Metadata Extraction and Indexing

The Navigator Metadata Server extracts metadata for the resource types listed in the table.
Metadata Extraction by Resource Type (Service, Role)
Resource Type Metadata Extracted
HDFS HDFS metadata at the next scheduled extraction run after an HDFS checkpoint. If high availability is enabled, metadata is extracted as soon as it is written to the JournalNodes.
Hive Database, table, and query metadata from Hive lineage logs. See Managing Hive and Impala Lineage Properties. Hive entities include tables that result from Impala queries and Sqoop jobs.
Impala Database, table, and query metadata from the Impala Daemon lineage logs. See Managing Hive and Impala Lineage Properties.
MapReduce Job metadata from the JobTracker. The default setting in Cloudera Manager retains a maximum of five jobs; if you run more than five jobs between Navigator extractions, the Navigator Metadata Server extracts the five most recent jobs.
Oozie Oozie workflows from the Oozie Server.
Pig Pig script runs from the JobTracker or Job History Server.
S3 Bucket and object metadata.
Spark Spark job metadata from YARN logs. (Unsupported and disabled by default. To enable, see Enabling Spark Metadata Extraction.)
Sqoop 1 Database and table metadata from Hive lineage logs; job runs from the JobTracker or Job History Server.
YARN Job metadata from the ResourceManager.

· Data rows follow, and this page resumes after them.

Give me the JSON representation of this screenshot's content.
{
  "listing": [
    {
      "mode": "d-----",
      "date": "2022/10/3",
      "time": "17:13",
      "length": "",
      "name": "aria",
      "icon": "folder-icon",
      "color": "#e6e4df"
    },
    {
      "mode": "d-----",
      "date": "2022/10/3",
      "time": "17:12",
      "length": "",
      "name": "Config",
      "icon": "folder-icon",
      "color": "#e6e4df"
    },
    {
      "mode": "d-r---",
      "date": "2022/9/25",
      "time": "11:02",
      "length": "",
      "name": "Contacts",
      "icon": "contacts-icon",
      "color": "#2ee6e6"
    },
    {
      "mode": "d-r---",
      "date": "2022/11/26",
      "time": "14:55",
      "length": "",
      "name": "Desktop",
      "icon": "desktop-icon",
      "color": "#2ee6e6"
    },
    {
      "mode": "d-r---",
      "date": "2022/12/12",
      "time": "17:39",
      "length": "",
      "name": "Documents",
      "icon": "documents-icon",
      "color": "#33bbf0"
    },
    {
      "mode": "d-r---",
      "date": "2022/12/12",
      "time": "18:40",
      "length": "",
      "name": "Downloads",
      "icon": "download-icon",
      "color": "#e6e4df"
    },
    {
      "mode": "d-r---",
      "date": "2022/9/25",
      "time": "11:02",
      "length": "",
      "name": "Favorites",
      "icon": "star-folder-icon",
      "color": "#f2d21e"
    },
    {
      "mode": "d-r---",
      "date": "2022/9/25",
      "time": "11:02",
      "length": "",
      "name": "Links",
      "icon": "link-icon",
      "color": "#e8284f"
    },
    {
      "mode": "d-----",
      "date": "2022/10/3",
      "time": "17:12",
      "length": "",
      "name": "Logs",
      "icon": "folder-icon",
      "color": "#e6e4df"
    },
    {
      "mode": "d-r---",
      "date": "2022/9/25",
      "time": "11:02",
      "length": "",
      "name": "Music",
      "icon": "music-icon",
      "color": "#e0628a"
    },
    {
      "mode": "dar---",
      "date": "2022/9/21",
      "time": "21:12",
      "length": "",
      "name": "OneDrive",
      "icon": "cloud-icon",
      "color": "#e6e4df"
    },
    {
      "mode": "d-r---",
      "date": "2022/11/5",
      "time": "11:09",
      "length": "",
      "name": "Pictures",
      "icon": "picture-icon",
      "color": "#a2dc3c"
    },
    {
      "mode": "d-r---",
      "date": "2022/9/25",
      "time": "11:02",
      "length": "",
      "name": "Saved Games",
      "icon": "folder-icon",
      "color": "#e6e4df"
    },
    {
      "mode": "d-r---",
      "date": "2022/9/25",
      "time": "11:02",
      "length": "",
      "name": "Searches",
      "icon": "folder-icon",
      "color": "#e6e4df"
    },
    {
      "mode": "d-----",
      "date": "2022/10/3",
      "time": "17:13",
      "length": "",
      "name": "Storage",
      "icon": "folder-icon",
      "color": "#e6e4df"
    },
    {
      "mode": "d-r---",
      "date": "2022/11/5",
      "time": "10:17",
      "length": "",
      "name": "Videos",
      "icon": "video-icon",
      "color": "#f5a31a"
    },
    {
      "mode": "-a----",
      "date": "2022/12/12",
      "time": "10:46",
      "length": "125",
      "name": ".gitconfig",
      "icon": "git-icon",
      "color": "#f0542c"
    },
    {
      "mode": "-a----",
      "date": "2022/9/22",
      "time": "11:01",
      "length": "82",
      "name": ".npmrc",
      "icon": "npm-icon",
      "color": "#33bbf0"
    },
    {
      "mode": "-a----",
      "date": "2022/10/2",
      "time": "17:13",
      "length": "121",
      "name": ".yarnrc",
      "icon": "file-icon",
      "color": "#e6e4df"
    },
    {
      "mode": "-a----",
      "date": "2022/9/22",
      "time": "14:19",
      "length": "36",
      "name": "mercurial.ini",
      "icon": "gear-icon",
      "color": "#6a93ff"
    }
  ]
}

An entity created at system time t0 is extracted and linked by Cloudera Navigator after the 10-minute (default) extraction poll period and the appropriate service-specific interval, as follows:

  • HDFS: t0 + (extraction poll period) + (HDFS checkpoint interval (1 hour by default))
  • HDFS + HA: t0 + (extraction poll period)
  • Hive: t0 + (extraction poll period) + (Hive maximum wait time (60 minutes by default)
  • Impala: t0 + (extraction poll period)

Metadata Indexing

After metadata is extracted, it is indexed and made available for searching by the embedded Solr engine. The Solr instance indexes entity properties and the relationships between entities.

Use the Cloudera Navigator console to search entity metadata. Relationship metadata is implicitly visible in lineage diagrams and explicitly available by downloading the lineage using the Cloudera Navigator APIs.